The Relative Form of Value is represented by barter where the owner
of X amount of A, exchanges it directly for Y amount of B. Both A
and B only become commodities in the act of barter. At this early
stage, something only becomes a commodity when it is not a Use Value
for its owner. That is it's superfluous to their immediate needs.
That's why the first types of exchange often arise as the exchange of
accidental surpluses.
These first exchanges, then, can be on the basis of chance, rather than
any measurement of labour-time. But, once begun, they promote a
development of trade and exchange that increasingly leads those who
dispose of their goods to seek exchange on the basis of Value. The
more commodities are produced by individuals, for exchange within
communities, the more they seek to measure this Value accurately.
It is this historical process that leads to the need for a general
equivalent form of Value (which goes through a succession of
different physical forms specific to each society before eventually
arriving at the Money Form). Different commodities have likewise
acted as the Money Commodity – cattle, salt, gold, silver.
Nomads are the first to develop money, because all their possessions
are in the form of movable wealth, which they can sell, and because
they constantly come into contact with others, with whom they can exchange.
Slaves have acted as money, but land never has, because it is not
moveable.
“although
gold and silver are not by Nature money, money is by Nature gold and
silver,” (p 92)
As an embodiment and manifestation of Value, of Abstract Labour, -
whose nature is that it is qualitatively homogeneous, and therefore
only measured by its quantity – a money commodity must share the
same nature. Gold and silver are such. They can both be divided,
with each piece being qualitatively identical to any other.
As a money commodity, they assume a dual Use Value.
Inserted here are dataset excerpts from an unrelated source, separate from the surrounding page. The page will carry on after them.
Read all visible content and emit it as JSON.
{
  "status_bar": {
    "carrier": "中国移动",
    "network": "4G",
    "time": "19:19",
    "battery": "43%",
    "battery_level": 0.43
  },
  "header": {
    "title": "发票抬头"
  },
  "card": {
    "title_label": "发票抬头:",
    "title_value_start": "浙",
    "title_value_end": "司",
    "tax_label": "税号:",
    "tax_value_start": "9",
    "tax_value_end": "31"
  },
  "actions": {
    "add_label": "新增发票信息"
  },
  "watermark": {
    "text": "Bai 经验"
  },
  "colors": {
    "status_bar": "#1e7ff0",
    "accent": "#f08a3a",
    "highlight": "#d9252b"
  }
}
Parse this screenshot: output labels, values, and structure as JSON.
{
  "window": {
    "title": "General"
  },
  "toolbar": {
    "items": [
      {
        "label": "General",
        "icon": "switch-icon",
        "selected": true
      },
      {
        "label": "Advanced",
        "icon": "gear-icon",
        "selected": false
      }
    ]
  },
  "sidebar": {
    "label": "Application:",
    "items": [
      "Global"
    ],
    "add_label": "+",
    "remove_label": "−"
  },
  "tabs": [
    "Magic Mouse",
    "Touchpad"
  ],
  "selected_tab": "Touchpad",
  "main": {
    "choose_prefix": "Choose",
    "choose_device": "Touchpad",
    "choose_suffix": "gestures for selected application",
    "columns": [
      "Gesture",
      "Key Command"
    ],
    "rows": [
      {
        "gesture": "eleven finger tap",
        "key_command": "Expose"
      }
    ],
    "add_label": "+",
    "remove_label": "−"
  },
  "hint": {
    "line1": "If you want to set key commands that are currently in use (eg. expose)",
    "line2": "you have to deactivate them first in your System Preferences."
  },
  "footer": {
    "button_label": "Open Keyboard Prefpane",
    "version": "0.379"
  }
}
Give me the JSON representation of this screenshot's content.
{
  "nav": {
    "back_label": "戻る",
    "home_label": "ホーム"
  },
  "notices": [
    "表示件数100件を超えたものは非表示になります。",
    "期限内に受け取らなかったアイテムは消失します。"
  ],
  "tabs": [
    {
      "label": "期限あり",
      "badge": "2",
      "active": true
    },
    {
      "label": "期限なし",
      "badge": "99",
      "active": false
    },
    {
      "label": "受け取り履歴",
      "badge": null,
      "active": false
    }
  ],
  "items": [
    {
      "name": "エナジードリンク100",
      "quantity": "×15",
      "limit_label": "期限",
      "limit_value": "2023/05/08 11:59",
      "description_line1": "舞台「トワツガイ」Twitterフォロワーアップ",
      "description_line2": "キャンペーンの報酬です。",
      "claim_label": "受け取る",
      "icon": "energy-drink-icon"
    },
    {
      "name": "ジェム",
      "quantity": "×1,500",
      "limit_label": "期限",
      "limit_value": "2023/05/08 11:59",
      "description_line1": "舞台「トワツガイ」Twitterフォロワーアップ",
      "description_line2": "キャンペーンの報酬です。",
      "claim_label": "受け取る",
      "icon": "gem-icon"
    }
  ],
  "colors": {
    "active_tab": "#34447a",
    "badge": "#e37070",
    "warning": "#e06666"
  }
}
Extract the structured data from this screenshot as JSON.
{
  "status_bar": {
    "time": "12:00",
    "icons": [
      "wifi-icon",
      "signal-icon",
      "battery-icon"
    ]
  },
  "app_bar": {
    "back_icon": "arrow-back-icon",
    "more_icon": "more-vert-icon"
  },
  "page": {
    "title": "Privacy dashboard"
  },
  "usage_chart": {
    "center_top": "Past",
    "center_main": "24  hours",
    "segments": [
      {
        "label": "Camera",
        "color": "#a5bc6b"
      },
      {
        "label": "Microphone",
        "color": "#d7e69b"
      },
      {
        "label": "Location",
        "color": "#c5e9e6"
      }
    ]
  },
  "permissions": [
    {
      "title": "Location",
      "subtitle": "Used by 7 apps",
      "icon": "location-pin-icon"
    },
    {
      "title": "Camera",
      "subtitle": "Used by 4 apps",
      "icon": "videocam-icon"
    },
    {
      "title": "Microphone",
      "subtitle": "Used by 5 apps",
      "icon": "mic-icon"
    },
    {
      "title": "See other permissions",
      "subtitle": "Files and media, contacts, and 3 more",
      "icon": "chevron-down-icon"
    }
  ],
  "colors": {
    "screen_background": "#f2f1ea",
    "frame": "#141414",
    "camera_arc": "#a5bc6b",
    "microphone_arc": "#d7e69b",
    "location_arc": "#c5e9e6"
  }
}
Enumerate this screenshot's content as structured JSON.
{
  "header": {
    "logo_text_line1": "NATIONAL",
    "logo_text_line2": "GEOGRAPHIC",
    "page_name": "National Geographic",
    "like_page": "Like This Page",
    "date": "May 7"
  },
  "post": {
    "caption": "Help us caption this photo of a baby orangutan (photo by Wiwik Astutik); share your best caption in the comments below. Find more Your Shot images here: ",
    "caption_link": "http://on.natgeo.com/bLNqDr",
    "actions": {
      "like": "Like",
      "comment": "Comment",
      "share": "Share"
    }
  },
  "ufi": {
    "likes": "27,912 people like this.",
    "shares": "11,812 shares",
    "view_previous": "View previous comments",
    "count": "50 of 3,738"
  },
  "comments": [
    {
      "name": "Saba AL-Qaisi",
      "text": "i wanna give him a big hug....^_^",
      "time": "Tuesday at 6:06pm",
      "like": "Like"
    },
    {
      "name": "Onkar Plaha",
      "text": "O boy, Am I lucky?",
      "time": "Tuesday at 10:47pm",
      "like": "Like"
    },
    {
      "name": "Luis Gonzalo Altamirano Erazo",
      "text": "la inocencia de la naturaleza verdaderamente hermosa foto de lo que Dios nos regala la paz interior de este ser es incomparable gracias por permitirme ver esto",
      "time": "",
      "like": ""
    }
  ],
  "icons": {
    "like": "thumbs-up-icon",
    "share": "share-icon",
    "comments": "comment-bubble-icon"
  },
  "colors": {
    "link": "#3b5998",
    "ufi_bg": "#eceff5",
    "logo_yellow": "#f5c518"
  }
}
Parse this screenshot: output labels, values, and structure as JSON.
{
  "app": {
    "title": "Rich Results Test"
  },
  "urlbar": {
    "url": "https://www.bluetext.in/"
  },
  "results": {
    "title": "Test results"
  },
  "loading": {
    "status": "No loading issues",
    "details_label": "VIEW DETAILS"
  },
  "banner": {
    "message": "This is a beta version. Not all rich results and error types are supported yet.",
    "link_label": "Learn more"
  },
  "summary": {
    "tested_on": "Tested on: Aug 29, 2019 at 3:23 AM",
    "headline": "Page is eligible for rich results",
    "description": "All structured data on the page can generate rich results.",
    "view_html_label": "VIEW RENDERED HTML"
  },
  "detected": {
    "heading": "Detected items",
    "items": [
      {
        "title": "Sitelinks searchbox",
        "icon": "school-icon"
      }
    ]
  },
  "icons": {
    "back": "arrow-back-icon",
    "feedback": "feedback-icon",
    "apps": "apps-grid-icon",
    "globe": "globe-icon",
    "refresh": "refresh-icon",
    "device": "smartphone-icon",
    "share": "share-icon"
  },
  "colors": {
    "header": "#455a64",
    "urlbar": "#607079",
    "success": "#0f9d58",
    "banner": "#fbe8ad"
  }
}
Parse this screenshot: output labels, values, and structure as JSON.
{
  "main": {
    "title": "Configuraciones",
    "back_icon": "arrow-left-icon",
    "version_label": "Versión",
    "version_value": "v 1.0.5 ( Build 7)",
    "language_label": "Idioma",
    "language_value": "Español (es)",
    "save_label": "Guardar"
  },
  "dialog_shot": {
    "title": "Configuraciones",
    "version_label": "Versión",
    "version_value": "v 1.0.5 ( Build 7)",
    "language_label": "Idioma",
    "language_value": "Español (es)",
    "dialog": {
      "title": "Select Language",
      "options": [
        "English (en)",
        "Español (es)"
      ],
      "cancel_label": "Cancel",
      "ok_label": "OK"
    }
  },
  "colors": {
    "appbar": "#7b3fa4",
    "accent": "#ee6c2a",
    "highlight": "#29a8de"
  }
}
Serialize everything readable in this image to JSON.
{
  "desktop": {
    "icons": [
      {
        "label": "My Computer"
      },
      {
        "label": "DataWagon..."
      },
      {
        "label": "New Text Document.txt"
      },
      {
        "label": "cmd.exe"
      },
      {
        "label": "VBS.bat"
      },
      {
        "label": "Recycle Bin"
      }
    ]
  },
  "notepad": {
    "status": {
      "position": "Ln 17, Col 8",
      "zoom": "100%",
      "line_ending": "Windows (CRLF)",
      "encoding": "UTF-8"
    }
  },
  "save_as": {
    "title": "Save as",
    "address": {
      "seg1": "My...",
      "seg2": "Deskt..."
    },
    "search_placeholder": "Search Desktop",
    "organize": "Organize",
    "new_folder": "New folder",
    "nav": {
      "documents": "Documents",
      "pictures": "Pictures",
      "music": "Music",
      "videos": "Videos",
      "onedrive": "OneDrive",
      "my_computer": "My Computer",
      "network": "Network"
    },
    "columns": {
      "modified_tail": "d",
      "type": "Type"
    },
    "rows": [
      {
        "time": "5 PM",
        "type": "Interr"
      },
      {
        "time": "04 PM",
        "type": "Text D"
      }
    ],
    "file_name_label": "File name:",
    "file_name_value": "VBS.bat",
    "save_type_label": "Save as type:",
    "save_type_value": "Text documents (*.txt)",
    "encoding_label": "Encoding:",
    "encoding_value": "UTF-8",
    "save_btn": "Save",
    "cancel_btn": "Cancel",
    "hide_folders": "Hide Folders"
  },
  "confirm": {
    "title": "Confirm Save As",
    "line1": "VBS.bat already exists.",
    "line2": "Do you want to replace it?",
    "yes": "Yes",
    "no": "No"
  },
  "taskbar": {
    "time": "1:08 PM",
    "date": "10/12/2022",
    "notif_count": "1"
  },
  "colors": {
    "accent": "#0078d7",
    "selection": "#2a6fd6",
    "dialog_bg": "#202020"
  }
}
They continue to
retain their Use Value as commodities, e.g. for jewellery, but now,
its new social function gives it a special Use Value, acting as the
Universal Equivalent of all other commodities. But, Money is a
commodity, as this history of its origin and development shows. Its
Value is not determined by its Use Value, but, like every other
commodity, by the labour-time required for its production. It cannot
express this Value, other than by how much of it exchanges for every
other commodity.
On this basis, as Marx says, it can be seen that the view that Money
is merely a symbol, without real Value, is false. Of course, what does
arise, as we shall see later, is the introduction of real symbols
that represent money in token form.
"These
objects, gold and silver, just as they come out of the bowels of the
earth, are forthwith the direct incarnation of all human labour.”